Cyprus registered the fourth largest score drop in the 2013 Index and fell from its previous status as one of the 20 freest economies primarily because of its worsening fiscal situation and declines in financial freedom. With government spending exceeding 45 percent of GDP, widening fiscal deficits and rising public debt have prompted recent downgrades of Cyprus’s credit standing and placed the country perilously close to its eurozone neighbors in crisis. Shut out of international debt markets, Cyprus needs timely fiscal consolidation and a return to a sustainable level of public spending to restore economic equilibrium and dynamism.
The portion of Cyprus administered by the Republic of Cyprus, however, is a liberalized and open economy with a highly developed legal and trade system. The overall regulatory framework encourages high levels of foreign direct investment and entrepreneurship. Most aspects of the economy are free from state interference, and the judicial system buttresses the protection of property rights.
A U.N. buffer zone has separated the Greek Cypriot Republic of Cyprus from the Turkish Republic of Northern Cyprus since 1974. The Republic of Cyprus is a member of the European Union and acts as the island’s internationally recognized administration. Despite deep hostility, Greek and Turkish leaders continue to negotiate on possible reunification through U.N.-brokered talks. Leftist politician Demetris Christofias became president of the Republic of Cyprus in 2008. Tourism and financial services drive the Greek Cypriot economy, and restrictions on foreign investment have been lifted. Cypriot banking is weak after marking down the value of its holdings of Greek government bonds and loans in light of the Greek financial crisis. Cyprus has received loans from Russia and has requested an EU bailout.
Contracts and property rights are generally enforced. The civil judiciary is independent constitutionally but not always in practice. Cypriot law imposes significant restrictions on the foreign ownership of real estate by non-EU residents. Corruption, patronage, and lack of transparency appear to continue in the area administered by Turkish Cypriots. The absence of a political settlement poses inherent risks for foreign investors.

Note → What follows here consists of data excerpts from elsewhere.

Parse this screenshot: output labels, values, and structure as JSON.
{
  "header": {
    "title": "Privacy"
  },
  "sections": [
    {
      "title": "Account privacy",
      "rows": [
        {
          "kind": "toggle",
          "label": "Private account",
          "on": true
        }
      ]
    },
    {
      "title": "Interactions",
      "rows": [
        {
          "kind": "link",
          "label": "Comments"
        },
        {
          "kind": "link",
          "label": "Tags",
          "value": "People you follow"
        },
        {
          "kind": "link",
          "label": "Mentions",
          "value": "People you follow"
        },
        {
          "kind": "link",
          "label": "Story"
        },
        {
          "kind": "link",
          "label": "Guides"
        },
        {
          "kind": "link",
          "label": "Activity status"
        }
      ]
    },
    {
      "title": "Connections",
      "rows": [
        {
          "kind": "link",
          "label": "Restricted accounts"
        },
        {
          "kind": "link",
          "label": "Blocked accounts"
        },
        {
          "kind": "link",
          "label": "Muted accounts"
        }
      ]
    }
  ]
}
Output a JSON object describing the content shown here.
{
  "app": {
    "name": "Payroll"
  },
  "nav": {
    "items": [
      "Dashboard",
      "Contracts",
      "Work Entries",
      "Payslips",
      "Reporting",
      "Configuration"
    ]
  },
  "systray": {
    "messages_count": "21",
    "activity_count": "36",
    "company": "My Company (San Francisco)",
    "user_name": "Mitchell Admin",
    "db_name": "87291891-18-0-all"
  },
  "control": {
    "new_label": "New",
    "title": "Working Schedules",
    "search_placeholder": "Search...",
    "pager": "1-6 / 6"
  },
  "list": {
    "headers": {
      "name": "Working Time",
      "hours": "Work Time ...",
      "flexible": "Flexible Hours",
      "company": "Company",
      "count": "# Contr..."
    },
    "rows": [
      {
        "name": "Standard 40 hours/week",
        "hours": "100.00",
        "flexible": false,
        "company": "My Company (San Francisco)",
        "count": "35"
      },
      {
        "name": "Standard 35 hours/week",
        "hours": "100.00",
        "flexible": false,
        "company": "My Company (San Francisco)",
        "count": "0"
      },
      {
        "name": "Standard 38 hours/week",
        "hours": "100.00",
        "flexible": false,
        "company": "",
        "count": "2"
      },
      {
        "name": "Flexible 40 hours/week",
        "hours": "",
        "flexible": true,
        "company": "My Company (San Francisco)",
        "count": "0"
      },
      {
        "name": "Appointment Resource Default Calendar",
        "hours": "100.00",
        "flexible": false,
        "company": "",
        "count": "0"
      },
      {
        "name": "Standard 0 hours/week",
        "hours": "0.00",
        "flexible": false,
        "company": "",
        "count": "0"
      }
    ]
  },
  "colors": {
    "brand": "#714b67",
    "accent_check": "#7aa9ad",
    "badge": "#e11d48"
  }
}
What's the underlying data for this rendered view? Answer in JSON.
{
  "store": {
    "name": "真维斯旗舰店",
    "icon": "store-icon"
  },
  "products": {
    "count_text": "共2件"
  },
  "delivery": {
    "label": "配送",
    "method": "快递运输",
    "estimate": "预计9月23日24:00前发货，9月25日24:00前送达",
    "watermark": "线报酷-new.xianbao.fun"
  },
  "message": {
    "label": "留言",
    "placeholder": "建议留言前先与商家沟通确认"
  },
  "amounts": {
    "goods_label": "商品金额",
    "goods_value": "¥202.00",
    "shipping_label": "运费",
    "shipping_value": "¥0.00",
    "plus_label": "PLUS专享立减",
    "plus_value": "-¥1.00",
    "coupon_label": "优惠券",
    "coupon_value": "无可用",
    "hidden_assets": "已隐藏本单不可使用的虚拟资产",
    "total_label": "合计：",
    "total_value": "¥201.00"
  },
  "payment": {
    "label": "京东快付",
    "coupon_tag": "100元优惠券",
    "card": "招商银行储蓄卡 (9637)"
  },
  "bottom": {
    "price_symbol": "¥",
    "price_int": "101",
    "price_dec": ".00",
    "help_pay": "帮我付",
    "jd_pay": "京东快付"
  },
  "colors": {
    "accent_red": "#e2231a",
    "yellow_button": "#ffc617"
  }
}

The top income tax rate is 35 percent, and the top corporate tax rate is 10 percent. Other taxes include a value-added tax (VAT) and a real estate tax. The overall tax burden amounts to 26.3 percent of total domestic income. Government spending amounts to 47.4 percent of total domestic output. With the deficit growing to 6.5 percent of GDP and public debt at over 70 percent of GDP, the government has sought bailouts from the EU and Russia.
The overall freedom to start, operate, or close a business is relatively well maintained within the regulatory framework. It takes six procedures to launch a company, and no minimum capital is required. Relatively flexible labor regulations facilitate employment and productivity growth, although union power is quite strong. The government mandates a minimum wage and controls prices of some agricultural products. Inflation is under control.
Cyprus’s trade policy is similar to that of other members of the European Union, with the common EU weighted average tariff rate standing at 1.6 percent. Additional non-tariff barriers affect some service and biotech industries. The financial system has experienced growing strains and uncertainty. Banks are heavily exposed to Greek debt and the sharp downturn in the housing market, and the number of non-performing loans has risen.